Helping college students live a healthy life
This week is National Public Health Week, and the American Public Health Association is working to bring together communities across the country with a goal to create the healthiest nation in one generation.
According to a study at Northwestern University, 95 percent of students don’t get the recommended daily nutrients and 60 percent don’t get the suggested exercise.
Director of Health Promotion and Student Concerns Outreach, Whitney Gregory, stressed the importance of public health on campus and said she wants Elon students to have every opportunity to be healthy.
“Our goal is to make sure that students have every opportunity for the highest level of physical, mental, and social well-being,” Gregory said.
One of the ways students can relieve stress is to get in a quick workout in between classes or when you wake up in the morning. Whether it’s at the gym or walking around campus, any form of exercise can relieve you from negative forms of stress, give you boosts of energy, and give you a release of endorphins that can have a naturally calming effect on the body.
“Physical exercise is great for reducing some of the negative physical impacts of stress, so embrace the stress in it’s good ways, but also recognize when your body’s becoming rundown if there’s stress day after day after day, and trying to focus on what relaxation works for you individually,” Gregory said.
Another way to live a healthy lifestyle is to change up your diet.

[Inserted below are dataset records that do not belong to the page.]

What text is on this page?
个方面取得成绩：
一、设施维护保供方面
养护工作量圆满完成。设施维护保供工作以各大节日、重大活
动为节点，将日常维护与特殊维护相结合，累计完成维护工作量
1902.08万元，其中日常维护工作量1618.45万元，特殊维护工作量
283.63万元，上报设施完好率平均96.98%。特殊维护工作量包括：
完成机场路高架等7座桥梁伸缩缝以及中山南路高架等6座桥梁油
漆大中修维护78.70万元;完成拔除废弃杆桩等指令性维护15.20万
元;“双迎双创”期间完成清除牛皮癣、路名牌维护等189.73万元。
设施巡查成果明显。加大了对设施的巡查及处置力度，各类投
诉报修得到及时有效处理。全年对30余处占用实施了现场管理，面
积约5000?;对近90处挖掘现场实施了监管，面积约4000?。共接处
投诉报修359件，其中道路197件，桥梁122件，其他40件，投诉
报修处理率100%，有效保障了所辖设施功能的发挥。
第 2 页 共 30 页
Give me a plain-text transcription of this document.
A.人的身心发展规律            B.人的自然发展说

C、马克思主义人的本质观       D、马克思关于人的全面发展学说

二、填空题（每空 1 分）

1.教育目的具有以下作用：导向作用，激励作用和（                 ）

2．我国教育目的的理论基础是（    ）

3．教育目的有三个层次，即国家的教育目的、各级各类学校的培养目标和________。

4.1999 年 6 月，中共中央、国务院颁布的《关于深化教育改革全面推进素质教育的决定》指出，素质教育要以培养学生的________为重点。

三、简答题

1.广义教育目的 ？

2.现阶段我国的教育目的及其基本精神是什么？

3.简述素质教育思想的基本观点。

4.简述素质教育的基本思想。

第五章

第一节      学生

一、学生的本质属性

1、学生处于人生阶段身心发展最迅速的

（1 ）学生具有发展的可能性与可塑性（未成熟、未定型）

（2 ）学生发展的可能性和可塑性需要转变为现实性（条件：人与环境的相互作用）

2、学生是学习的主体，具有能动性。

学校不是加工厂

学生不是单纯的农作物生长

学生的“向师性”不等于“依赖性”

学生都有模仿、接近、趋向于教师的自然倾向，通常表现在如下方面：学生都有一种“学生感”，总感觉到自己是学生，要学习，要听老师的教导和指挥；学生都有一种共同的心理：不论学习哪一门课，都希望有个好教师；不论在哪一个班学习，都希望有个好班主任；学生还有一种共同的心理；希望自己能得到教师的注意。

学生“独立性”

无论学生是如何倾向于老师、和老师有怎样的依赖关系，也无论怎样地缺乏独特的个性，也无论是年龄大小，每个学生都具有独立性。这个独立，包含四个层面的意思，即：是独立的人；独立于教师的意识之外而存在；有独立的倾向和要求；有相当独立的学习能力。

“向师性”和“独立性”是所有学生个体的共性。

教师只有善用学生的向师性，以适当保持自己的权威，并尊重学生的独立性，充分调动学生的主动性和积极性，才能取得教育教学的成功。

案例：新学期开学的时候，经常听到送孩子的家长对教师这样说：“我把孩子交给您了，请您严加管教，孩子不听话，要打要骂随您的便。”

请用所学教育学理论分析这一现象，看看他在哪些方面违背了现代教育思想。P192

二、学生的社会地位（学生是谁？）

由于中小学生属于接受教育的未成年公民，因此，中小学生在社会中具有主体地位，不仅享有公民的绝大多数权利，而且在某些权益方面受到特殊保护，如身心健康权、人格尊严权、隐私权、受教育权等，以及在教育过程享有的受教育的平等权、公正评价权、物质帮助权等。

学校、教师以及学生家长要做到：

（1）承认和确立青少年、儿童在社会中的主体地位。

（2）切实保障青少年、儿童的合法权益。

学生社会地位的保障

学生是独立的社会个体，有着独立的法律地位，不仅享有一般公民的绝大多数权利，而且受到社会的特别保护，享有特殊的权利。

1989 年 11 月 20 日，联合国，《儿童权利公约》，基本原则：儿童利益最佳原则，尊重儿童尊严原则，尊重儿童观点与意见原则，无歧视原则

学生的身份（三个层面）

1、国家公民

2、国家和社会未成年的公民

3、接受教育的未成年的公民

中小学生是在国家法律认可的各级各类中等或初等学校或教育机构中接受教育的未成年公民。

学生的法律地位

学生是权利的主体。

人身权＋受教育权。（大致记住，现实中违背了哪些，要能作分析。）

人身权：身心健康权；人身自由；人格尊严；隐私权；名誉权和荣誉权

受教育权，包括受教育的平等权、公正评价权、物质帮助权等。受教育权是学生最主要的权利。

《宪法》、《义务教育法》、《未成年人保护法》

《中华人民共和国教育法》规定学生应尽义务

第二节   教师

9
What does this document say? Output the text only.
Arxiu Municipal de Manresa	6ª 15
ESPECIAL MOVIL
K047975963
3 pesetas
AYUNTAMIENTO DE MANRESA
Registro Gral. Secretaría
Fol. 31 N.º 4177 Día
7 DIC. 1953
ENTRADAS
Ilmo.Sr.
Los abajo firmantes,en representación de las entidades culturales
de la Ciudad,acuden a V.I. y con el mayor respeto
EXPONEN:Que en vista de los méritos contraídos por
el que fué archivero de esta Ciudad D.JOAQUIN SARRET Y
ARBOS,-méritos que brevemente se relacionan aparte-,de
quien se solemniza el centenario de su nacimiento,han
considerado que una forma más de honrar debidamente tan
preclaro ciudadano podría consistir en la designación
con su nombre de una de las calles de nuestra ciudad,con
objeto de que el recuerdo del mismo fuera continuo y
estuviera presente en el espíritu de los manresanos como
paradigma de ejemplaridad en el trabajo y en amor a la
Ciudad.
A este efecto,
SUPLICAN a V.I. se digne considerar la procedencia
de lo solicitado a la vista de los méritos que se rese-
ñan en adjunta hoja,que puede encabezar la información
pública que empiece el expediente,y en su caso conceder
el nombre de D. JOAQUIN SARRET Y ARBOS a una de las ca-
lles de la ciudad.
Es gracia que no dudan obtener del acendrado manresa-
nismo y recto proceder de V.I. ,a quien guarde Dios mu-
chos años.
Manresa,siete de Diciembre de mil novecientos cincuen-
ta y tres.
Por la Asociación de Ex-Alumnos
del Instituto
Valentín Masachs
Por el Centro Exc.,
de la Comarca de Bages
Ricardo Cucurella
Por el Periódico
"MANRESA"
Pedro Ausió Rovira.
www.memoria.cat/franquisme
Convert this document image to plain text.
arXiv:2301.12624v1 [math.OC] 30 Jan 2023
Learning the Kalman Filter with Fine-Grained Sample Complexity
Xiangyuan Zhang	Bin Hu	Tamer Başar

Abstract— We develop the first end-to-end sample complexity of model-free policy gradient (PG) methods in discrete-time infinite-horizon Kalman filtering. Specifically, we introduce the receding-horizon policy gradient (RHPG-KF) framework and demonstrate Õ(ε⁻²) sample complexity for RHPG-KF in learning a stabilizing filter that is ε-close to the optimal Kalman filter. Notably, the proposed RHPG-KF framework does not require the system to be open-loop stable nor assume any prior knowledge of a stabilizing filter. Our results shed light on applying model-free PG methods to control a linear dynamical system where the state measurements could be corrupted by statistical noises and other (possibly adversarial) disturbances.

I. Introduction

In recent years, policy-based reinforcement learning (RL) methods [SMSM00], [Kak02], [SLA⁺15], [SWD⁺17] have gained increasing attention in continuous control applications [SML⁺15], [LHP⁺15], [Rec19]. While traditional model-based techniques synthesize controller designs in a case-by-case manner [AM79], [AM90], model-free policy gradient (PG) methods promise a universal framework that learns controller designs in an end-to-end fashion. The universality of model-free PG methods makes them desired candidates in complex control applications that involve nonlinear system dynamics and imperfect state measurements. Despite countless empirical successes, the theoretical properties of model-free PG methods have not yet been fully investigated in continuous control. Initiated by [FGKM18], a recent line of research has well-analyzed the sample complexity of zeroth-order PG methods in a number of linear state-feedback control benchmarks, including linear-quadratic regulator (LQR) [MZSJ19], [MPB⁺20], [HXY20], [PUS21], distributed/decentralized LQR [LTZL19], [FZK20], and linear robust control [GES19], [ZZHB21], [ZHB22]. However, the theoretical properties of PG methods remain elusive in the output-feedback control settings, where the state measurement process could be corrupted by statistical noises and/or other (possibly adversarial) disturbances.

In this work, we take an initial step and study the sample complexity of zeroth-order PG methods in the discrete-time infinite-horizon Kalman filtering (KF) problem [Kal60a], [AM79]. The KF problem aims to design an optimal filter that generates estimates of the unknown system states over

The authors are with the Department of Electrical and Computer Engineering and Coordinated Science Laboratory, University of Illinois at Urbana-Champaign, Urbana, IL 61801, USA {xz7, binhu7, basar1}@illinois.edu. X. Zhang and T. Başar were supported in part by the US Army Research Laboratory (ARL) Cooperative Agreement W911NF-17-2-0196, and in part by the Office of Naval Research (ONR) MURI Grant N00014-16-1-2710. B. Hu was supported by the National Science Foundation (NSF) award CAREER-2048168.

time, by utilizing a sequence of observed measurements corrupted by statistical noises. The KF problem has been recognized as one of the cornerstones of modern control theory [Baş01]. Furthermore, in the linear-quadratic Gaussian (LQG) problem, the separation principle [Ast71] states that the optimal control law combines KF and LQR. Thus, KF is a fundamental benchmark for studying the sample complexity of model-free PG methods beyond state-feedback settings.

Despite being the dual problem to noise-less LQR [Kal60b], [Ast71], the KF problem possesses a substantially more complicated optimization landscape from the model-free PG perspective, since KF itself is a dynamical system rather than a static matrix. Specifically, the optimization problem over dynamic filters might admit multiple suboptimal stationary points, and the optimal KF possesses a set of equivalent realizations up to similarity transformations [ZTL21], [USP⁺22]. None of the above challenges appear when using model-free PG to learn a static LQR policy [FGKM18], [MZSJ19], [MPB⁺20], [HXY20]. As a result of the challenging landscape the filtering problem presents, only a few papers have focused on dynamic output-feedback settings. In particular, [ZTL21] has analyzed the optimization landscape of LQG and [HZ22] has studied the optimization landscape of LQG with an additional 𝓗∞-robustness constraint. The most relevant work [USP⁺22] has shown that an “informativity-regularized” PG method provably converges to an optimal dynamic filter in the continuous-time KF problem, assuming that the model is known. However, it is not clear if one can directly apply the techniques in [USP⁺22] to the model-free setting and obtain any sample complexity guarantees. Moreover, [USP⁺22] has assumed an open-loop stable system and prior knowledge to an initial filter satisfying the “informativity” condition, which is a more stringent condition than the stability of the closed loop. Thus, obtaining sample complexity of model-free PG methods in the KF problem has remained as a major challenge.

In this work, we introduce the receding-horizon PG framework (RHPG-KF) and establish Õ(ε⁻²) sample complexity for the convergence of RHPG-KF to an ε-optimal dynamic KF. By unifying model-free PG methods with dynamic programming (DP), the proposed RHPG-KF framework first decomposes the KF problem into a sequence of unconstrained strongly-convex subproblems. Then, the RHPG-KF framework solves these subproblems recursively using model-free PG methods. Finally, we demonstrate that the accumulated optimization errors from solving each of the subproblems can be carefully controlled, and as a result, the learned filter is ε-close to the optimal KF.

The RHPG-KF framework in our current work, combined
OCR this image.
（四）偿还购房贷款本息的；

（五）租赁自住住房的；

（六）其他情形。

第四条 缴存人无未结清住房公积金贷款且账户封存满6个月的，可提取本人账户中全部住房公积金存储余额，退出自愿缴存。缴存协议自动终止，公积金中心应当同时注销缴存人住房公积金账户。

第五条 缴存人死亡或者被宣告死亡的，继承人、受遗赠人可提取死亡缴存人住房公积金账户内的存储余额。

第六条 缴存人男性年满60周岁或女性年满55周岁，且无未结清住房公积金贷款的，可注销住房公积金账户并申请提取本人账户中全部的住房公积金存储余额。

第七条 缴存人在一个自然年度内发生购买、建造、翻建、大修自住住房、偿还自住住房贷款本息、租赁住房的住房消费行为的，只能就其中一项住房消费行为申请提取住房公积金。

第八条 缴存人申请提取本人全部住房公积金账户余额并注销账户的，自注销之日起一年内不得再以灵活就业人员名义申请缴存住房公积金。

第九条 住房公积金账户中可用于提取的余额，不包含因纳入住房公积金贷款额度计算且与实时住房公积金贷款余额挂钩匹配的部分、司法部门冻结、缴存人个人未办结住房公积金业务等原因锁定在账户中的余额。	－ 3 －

“Think of food as fuel and also enjoy some fun food every now and then. Just hitting that healthy balance of thinking of food in healthy ways and using it in ways that are healthy for each person particularly.”
Promoting healthy living doesn’t end after National Public Health Week. Kappa Delta sorority is hosting an event called “Be You” on April 16. The event will include yoga, healthy food options, and other ways to promote a healthy lifestyle. Elon sophomore Genny Tankosich, is in charge of the event.
“The event is really to bring that healthy lifestyle into the forefront of people’s minds, so that they can hopefully come to the event they’ll have a really good time and that’ll inspire them to kind of go off into their daily lives,” she said.
Tankosich acknowledged the struggles that students have in finding time to go to the gym or eat healthy amidst busy schedules. But she has a plan in place to ensure that she is making time to focus on her well-being.
“I map out what time I need to get up in the morning, what time I need to get out of bed, so if I want to watch television or if I want to have time to read a book, then what time do I need to do that, so I try to plan things out so that I have time to myself that I am getting enough sleep,” she said.